The majority’s “highly abridged account does not tell even half of the story,” Justice Sotomayor began. What was left out was an inventory, which she provided, of oral and written statements by Donald Trump, as both candidate and president, attesting to his desire to keep Muslims out of the country — directly if possible, or by “politically correct” means if required by the courts. “The full record paints a far more harrowing picture,” Justice Sotomayor went on, “from which a reasonable observer would readily conclude that the proclamation was motivated by hostility and animus toward the Muslim faith.” She added, “Given the overwhelming record evidence of anti-Muslim animus, it simply cannot be said that the proclamation has a legitimate basis.” To the contrary, she concluded, “It runs afoul of the Establishment Clause’s guarantee of religious neutrality.”

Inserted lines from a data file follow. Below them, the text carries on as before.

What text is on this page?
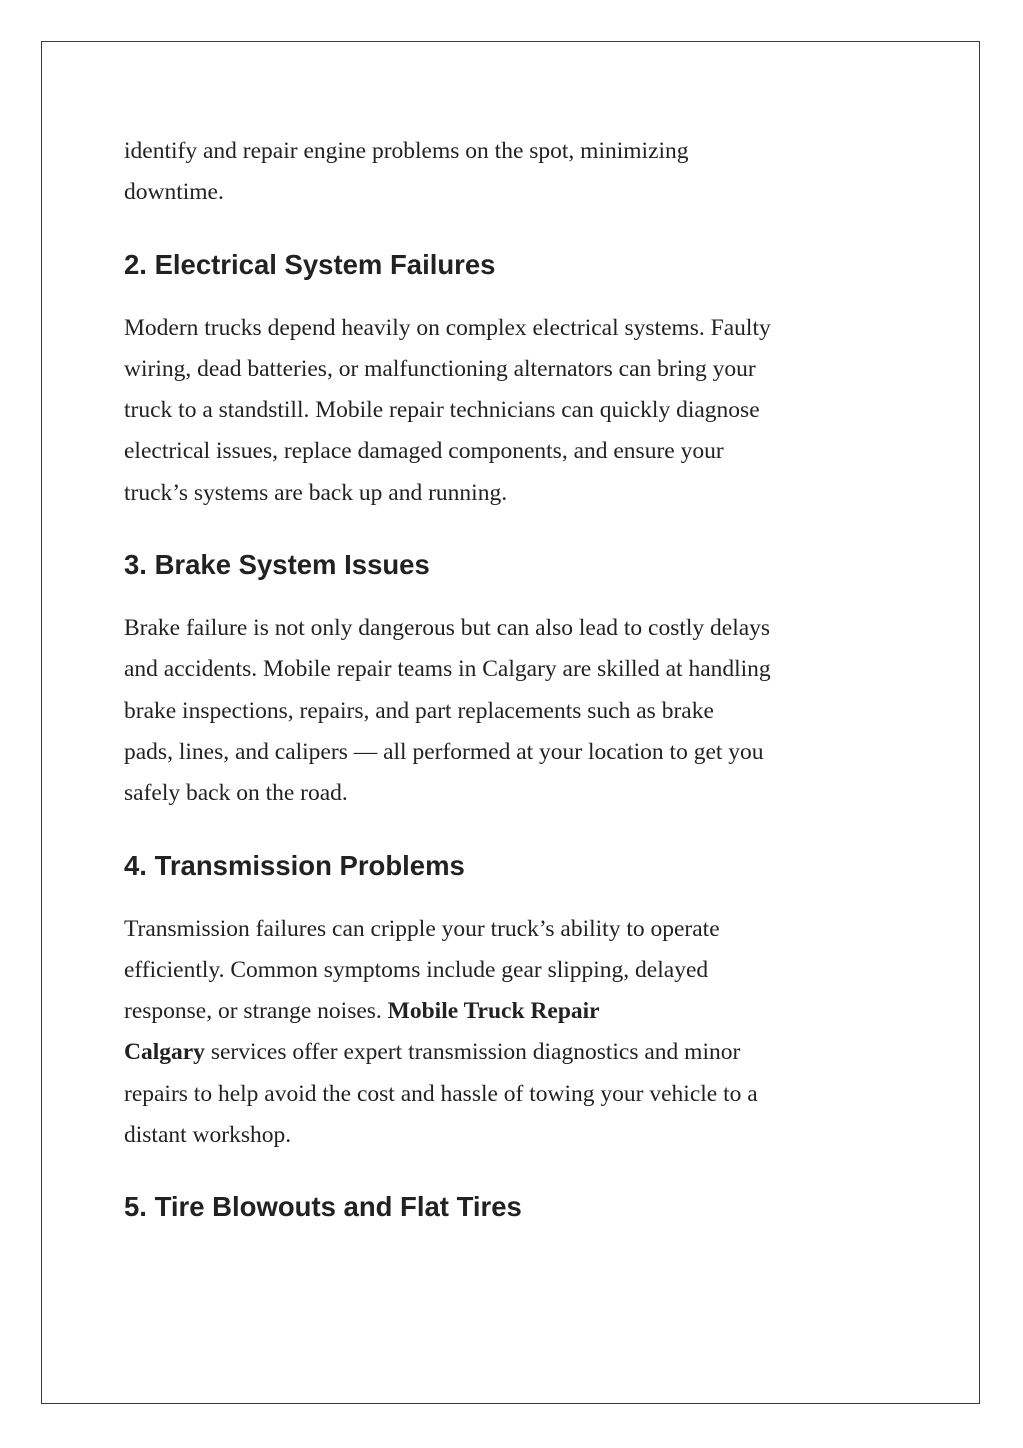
identify and repair engine problems on the spot, minimizing
downtime.

2. Electrical System Failures

Modern trucks depend heavily on complex electrical systems. Faulty
wiring, dead batteries, or malfunctioning alternators can bring your
truck to a standstill. Mobile repair technicians can quickly diagnose
electrical issues, replace damaged components, and ensure your
truck’s systems are back up and running.

3. Brake System Issues

Brake failure is not only dangerous but can also lead to costly delays
and accidents. Mobile repair teams in Calgary are skilled at handling
brake inspections, repairs, and part replacements such as brake
pads, lines, and calipers — all performed at your location to get you
safely back on the road.

4. Transmission Problems

Transmission failures can cripple your truck’s ability to operate
efficiently. Common symptoms include gear slipping, delayed
response, or strange noises. Mobile Truck Repair
Calgary services offer expert transmission diagnostics and minor
repairs to help avoid the cost and hassle of towing your vehicle to a
distant workshop.

5. Tire Blowouts and Flat Tires
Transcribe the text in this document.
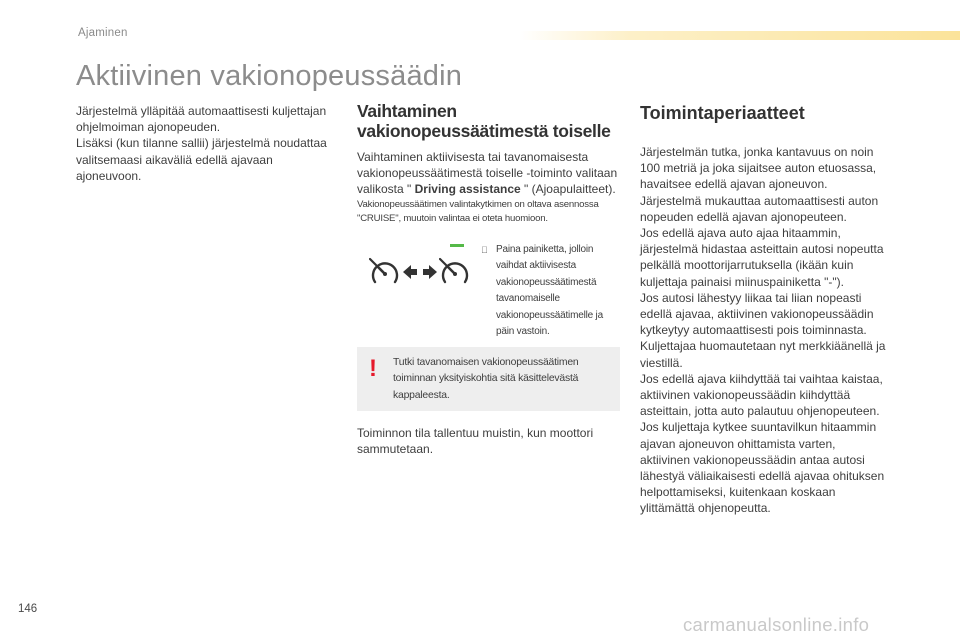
Ajaminen
Aktiivinen vakionopeussäädin

Järjestelmä ylläpitää automaattisesti kuljettajan ohjelmoiman ajonopeuden.

Lisäksi (kun tilanne sallii) järjestelmä noudattaa valitsemaasi aikaväliä edellä ajavaan ajoneuvoon.

Vaihtaminen
vakionopeussäätimestä toiselle

Vaihtaminen aktiivisesta tai tavanomaisesta vakionopeussäätimestä toiselle -toiminto valitaan valikosta " Driving assistance " (Ajoapulaitteet).

Vakionopeussäätimen valintakytkimen on oltava asennossa "CRUISE", muutoin valintaa ei oteta huomioon.

Paina painiketta, jolloin vaihdat aktiivisesta vakionopeussäätimestä tavanomaiselle vakionopeussäätimelle ja päin vastoin.
! Tutki tavanomaisen vakionopeussäätimen toiminnan yksityiskohtia sitä käsittelevästä kappaleesta.

Toiminnon tila tallentuu muistin, kun moottori sammutetaan.

Toimintaperiaatteet
Järjestelmän tutka, jonka kantavuus on noin
100 metriä ja joka sijaitsee auton etuosassa,
havaitsee edellä ajavan ajoneuvon.
Järjestelmä mukauttaa automaattisesti auton
nopeuden edellä ajavan ajonopeuteen.
Jos edellä ajava auto ajaa hitaammin,
järjestelmä hidastaa asteittain autosi nopeutta
pelkällä moottorijarrutuksella (ikään kuin
kuljettaja painaisi miinuspainiketta "-").
Jos autosi lähestyy liikaa tai liian nopeasti
edellä ajavaa, aktiivinen vakionopeussäädin
kytkeytyy automaattisesti pois toiminnasta.
Kuljettajaa huomautetaan nyt merkkiäänellä ja
viestillä.
Jos edellä ajava kiihdyttää tai vaihtaa kaistaa,
aktiivinen vakionopeussäädin kiihdyttää
asteittain, jotta auto palautuu ohjenopeuteen.
Jos kuljettaja kytkee suuntavilkun hitaammin
ajavan ajoneuvon ohittamista varten,
aktiivinen vakionopeussäädin antaa autosi
lähestyä väliaikaisesti edellä ajavaa ohituksen
helpottamiseksi, kuitenkaan koskaan
ylittämättä ohjenopeutta.
146
carmanualsonline.info
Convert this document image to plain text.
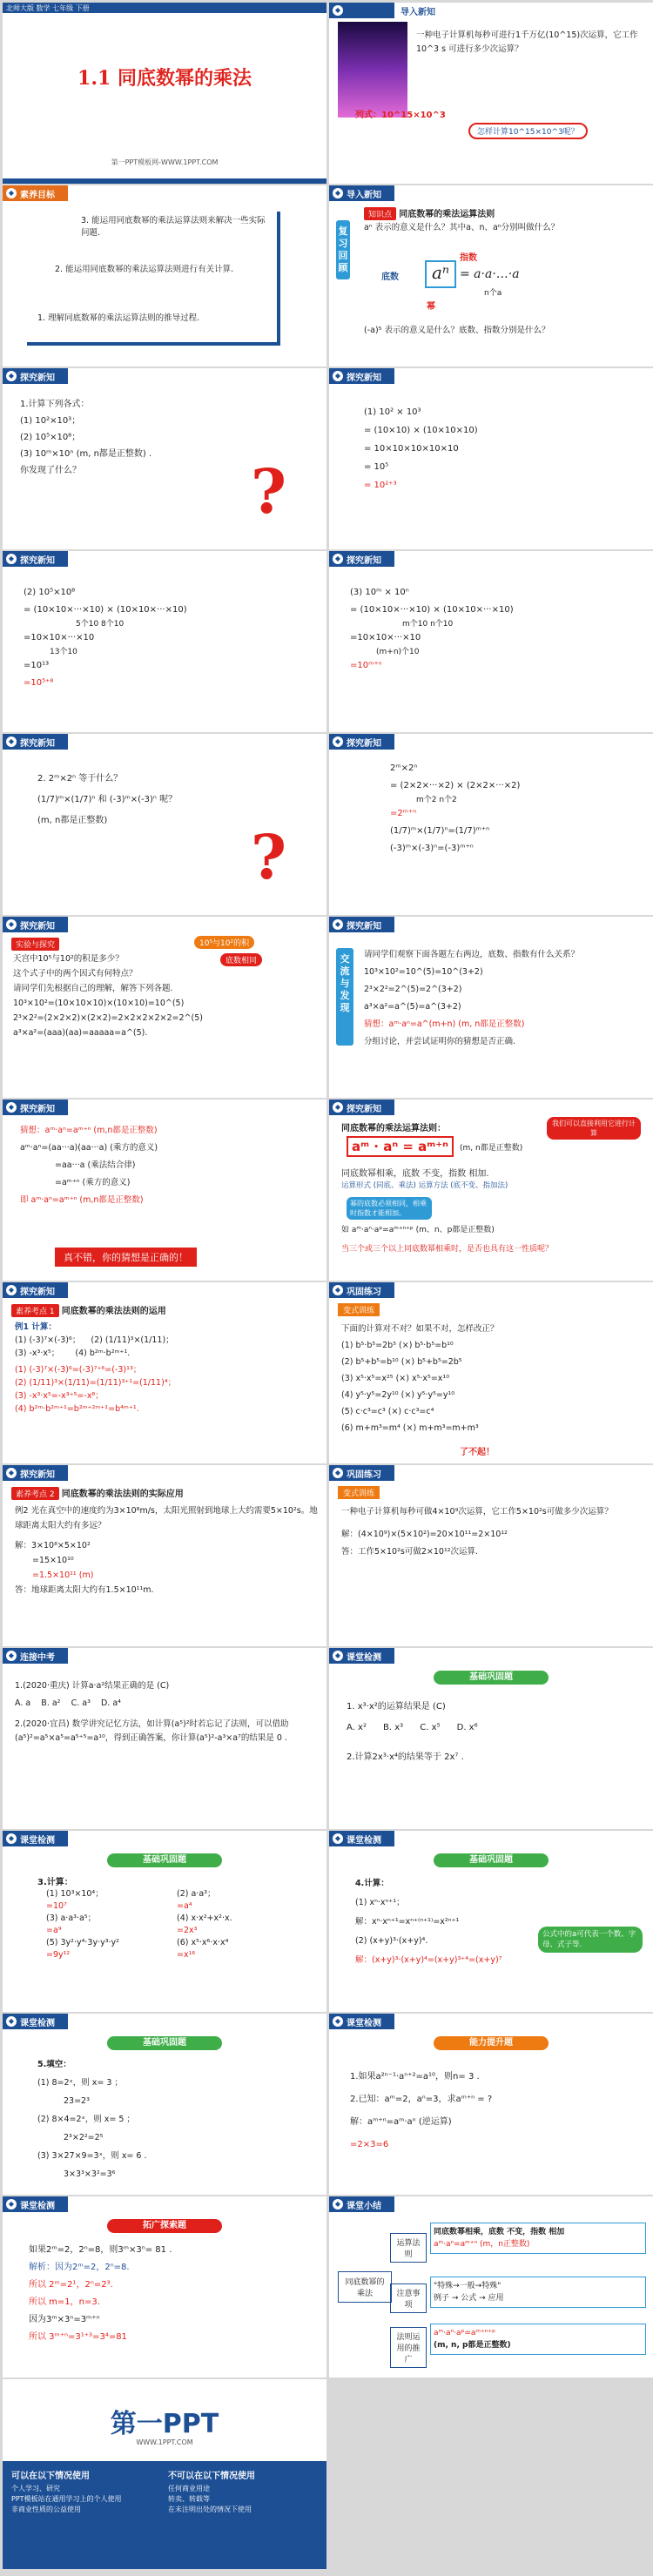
北师大版 数学 七年级 下册
1.1 同底数幂的乘法
第一PPT模板网-WWW.1PPT.COM
◆	导入新知
一种电子计算机每秒可进行1千万亿(10^15)次运算，它工作10^3 s 可进行多少次运算？
列式：10^15×10^3
怎样计算10^15×10^3呢？
◆ 素养目标
3. 能运用同底数幂的乘法运算法则来解决一些实际问题.
2. 能运用同底数幂的乘法运算法则进行有关计算.
1. 理解同底数幂的乘法运算法则的推导过程.
◆ 导入新知
复习回顾
知识点 同底数幂的乘法运算法则
aⁿ 表示的意义是什么？其中a、n、aⁿ分别叫做什么？
底数
指数
aⁿ = a·a·…·a
n个a
幂
(-a)⁵ 表示的意义是什么？底数、指数分别是什么？
◆ 探究新知
1.计算下列各式：
(1) 10²×10³；
(2) 10⁵×10⁸；
(3) 10ᵐ×10ⁿ (m, n都是正整数) .
你发现了什么？	?
◆ 探究新知
(1) 10² × 10³
= (10×10) × (10×10×10)
= 10×10×10×10×10
= 10⁵
= 10²⁺³
◆ 探究新知
(2) 10⁵×10⁸
= (10×10×···×10) × (10×10×···×10)
5个10 8个10
=10×10×···×10
13个10
=10¹³
=10⁵⁺⁸
◆ 探究新知
(3) 10ᵐ × 10ⁿ
= (10×10×···×10) × (10×10×···×10)
m个10 n个10
=10×10×···×10
(m+n)个10
=10ᵐ⁺ⁿ
◆ 探究新知
2. 2ᵐ×2ⁿ 等于什么？
(1/7)ᵐ×(1/7)ⁿ 和 (-3)ᵐ×(-3)ⁿ 呢？
(m, n都是正整数)
?
◆ 探究新知
2ᵐ×2ⁿ
= (2×2×···×2) × (2×2×···×2)
m个2 n个2
=2ᵐ⁺ⁿ
(1/7)ᵐ×(1/7)ⁿ=(1/7)ᵐ⁺ⁿ
(-3)ᵐ×(-3)ⁿ=(-3)ᵐ⁺ⁿ
◆ 探究新知
实验与探究	10⁵与10²的积
底数相同
天宫中10⁵与10²的积是多少？
这个式子中的两个因式有何特点？
请同学们先根据自己的理解，解答下列各题.
10³×10²=(10×10×10)×(10×10)=10^(5)
2³×2²=(2×2×2)×(2×2)=2×2×2×2×2=2^(5)
a³×a²=(aaa)(aa)=aaaaa=a^(5).
◆ 探究新知
交流与发现
请同学们观察下面各题左右两边，底数、指数有什么关系？
10³×10²=10^(5)=10^(3+2)
2³×2²=2^(5)=2^(3+2)
a³×a²=a^(5)=a^(3+2)
猜想：aᵐ·aⁿ=a^(m+n) (m, n都是正整数)
分组讨论，并尝试证明你的猜想是否正确.
◆ 探究新知
猜想：aᵐ·aⁿ=aᵐ⁺ⁿ (m,n都是正整数)
aᵐ·aⁿ=(aa···a)(aa···a) (乘方的意义)
=aa···a (乘法结合律)
=aᵐ⁺ⁿ (乘方的意义)
即 aᵐ·aⁿ=aᵐ⁺ⁿ (m,n都是正整数)
真不错，你的猜想是正确的！
◆ 探究新知
同底数幂的乘法运算法则：
我们可以直接利用它进行计算
aᵐ · aⁿ = aᵐ⁺ⁿ	(m, n都是正整数)
同底数幂相乘，底数 不变，指数 相加.
运算形式 (同底、乘法) 运算方法 (底不变、指加法)
幂的底数必须相同，相乘时指数才能相加。
如 aᵐ·aⁿ·aᵖ=aᵐ⁺ⁿ⁺ᵖ (m、n、p都是正整数)
当三个或三个以上同底数幂相乘时，是否也具有这一性质呢？
◆ 探究新知
素养考点 1 同底数幂的乘法法则的运用
例1 计算：
(1) (-3)⁷×(-3)⁶； (2) (1/11)³×(1/11)；
(3) -x³·x⁵； (4) b²ᵐ·b²ᵐ⁺¹.
(1) (-3)⁷×(-3)⁶=(-3)⁷⁺⁶=(-3)¹³；
(2) (1/11)³×(1/11)=(1/11)³⁺¹=(1/11)⁴；
(3) -x³·x⁵=-x³⁺⁵=-x⁸；
(4) b²ᵐ·b²ᵐ⁺¹=b²ᵐ⁺²ᵐ⁺¹=b⁴ᵐ⁺¹.
◆ 巩固练习
变式训练
下面的计算对不对？如果不对，怎样改正？
(1) b⁵·b⁵=2b⁵ (×) b⁵·b⁵=b¹⁰
(2) b⁵+b⁵=b¹⁰ (×) b⁵+b⁵=2b⁵
(3) x⁵·x⁵=x²⁵ (×) x⁵·x⁵=x¹⁰
(4) y⁵·y⁵=2y¹⁰ (×) y⁵·y⁵=y¹⁰
(5) c·c³=c³ (×) c·c³=c⁴
(6) m+m³=m⁴ (×) m+m³=m+m³
了不起！
◆ 探究新知
素养考点 2 同底数幂的乘法法则的实际应用
例2 光在真空中的速度约为3×10⁸m/s，太阳光照射到地球上大约需要5×10²s。地球距离太阳大约有多远？
解：3×10⁸×5×10²
=15×10¹⁰
=1.5×10¹¹ (m)
答：地球距离太阳大约有1.5×10¹¹m.
◆ 巩固练习
变式训练
一种电子计算机每秒可做4×10⁹次运算，它工作5×10²s可做多少次运算？
解：(4×10⁹)×(5×10²)=20×10¹¹=2×10¹²
答：工作5×10²s可做2×10¹²次运算.
◆ 连接中考
1.(2020·重庆) 计算a·a²结果正确的是 (C)
A. a B. a² C. a³ D. a⁴
2.(2020·宜昌) 数学讲究记忆方法，如计算(a⁵)²时若忘记了法则，可以借助(a⁵)²=a⁵×a⁵=a⁵⁺⁵=a¹⁰，得到正确答案，你计算(a⁵)²-a³×a⁷的结果是 0 .
◆ 课堂检测
基础巩固题
1. x³·x²的运算结果是 (C)
A. x² B. x³ C. x⁵ D. x⁶
2.计算2x³·x⁴的结果等于 2x⁷ .
◆ 课堂检测
基础巩固题
3.计算：
(1) 10³×10⁴；
=10⁷
(3) a·a³·a⁵；
=a⁹
(5) 3y²·y⁴·3y·y³·y²
=9y¹²
(2) a·a³；
=a⁴
(4) x·x²+x²·x.
=2x³
(6) x⁵·x⁶·x·x⁴
=x¹⁶
◆ 课堂检测
基础巩固题
4.计算：
(1) xⁿ·xⁿ⁺¹；
解：xⁿ·xⁿ⁺¹=xⁿ⁺⁽ⁿ⁺¹⁾=x²ⁿ⁺¹
(2) (x+y)³·(x+y)⁴.
解：(x+y)³·(x+y)⁴=(x+y)³⁺⁴=(x+y)⁷
公式中的a可代表一个数、字母、式子等.
◆ 课堂检测
基础巩固题
5.填空：
(1) 8=2ˣ，则 x= 3 ；
23=2³
(2) 8×4=2ˣ，则 x= 5 ；
2³×2²=2⁵
(3) 3×27×9=3ˣ，则 x= 6 .
3×3³×3²=3⁶
◆ 课堂检测
能力提升题
1.如果a²ⁿ⁻¹·aⁿ⁺²=a¹⁰，则n= 3 .
2.已知：aᵐ=2，aⁿ=3，求aᵐ⁺ⁿ = ?
解：aᵐ⁺ⁿ=aᵐ·aⁿ (逆运算)
=2×3=6
◆ 课堂检测
拓广探索题
如果2ᵐ=2，2ⁿ=8，则3ᵐ×3ⁿ= 81 .
解析：因为2ᵐ=2，2ⁿ=8.
所以 2ᵐ=2¹，2ⁿ=2³.
所以 m=1，n=3.
因为3ᵐ×3ⁿ=3ᵐ⁺ⁿ
所以 3ᵐ⁺ⁿ=3¹⁺³=3⁴=81
◆ 课堂小结
同底数幂的乘法
运算法则
注意事项
法则运用的推广
同底数幂相乘，底数 不变，指数 相加
aᵐ·aⁿ=aᵐ⁺ⁿ (m，n正整数)
"特殊→一般→特殊"
例子 → 公式 → 应用
aᵐ·aⁿ·aᵖ=aᵐ⁺ⁿ⁺ᵖ
(m, n, p都是正整数)
第一PPT
WWW.1PPT.COM
可以在以下情况使用	不可以在以下情况使用
个人学习、研究
PPT模板站在通用学习上的个人使用
非商业性质的公益使用
任何商业用途
转卖、转载等
在未注明出处的情况下使用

The second is a reminder of the federal government’s responsibility to exercise its vast executive powers and enforcement discretion in responsibly – in immigration law and elsewhere. Quoting a passage from Justice Kennedy (his last on the Supreme Court before retiring):

There are numerous instances in which the statement and actions of government officials are not subject to judicial scrutiny or intervention. That does not mean those officials are free to disregard the Constitution and the rights it proclaims and protects. The oath that all officials take to adhere to the Constitution is not confined to those spheres in which the judiciary can correct or even comment upon what those officials say or do. Indeed, the very fact that an official may have broad discretion, discretion free from judicial scrutiny, makes it all the more imperative for him or her to adhere to the Constitution and to its meaning and its promise.